The Hague-based appeals court says Dutch state is not obliged to take back children of the women who left the country for Syria to join Daesh group.
The Dutch state is not obliged to actively help repatriate the young children of women who left the Netherlands and joined Daesh in Syria, an appeals court in The Hague said on Friday, overturning an earlier ruling.
A lower court earlier this month had said the government must actively help repatriate 56 children living in poor conditions in camps in Syria.
All the children have Dutch nationality and are under 12 years old. Most are younger than six.
The government appealed the lower court ruling, citing national security and the risks it said Dutch officials would face by going into the camps to find the women and children.

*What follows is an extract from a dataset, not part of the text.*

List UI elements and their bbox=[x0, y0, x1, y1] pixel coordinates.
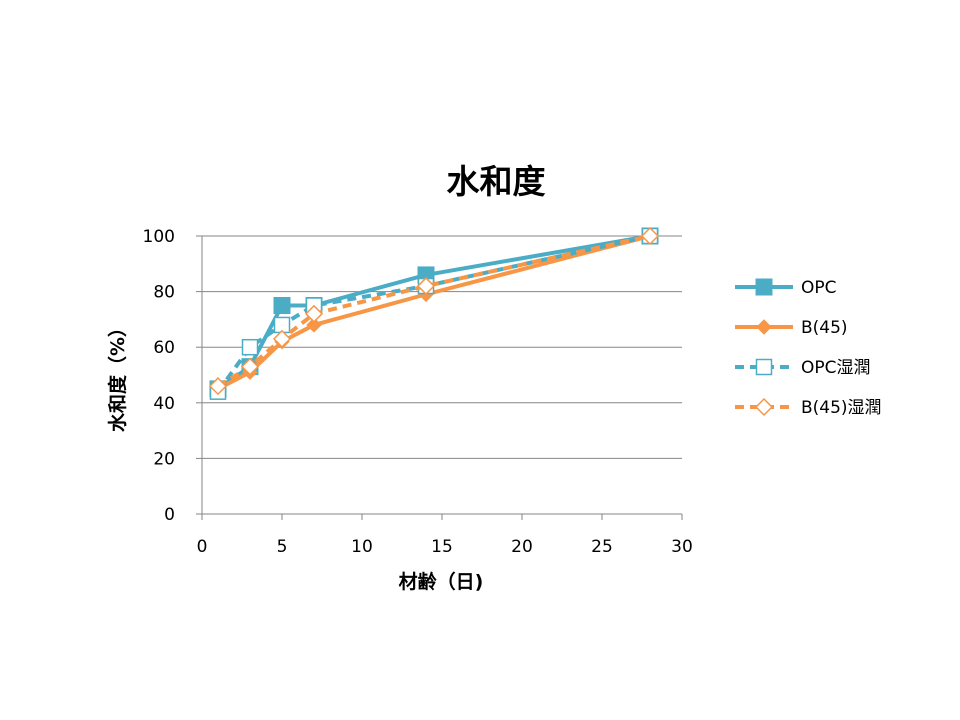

It said the ruling would negatively impact Dutch foreign policy and international cooperation.
Women, children suffer in Syria camps
The women and children concerned are living in very poor conditions which could rapidly deteriorate as winter arrives in the Al Hol camp in northeastern Syria, their lawyer Andre Seebregts told the court.
In total, around 68,000 defeated fighters of Daesh and their families are being held in the camp, according to the Red Cross. They are under the custody of SDF militants after they took the Daesh group's last enclave.
Government figures show that, as of October, some 55 Daesh militants still based in northern Syria had travelled there from the Netherlands.
There were also at least 90 children with Dutch parents or parents who had lived for a considerable time in the Netherlands.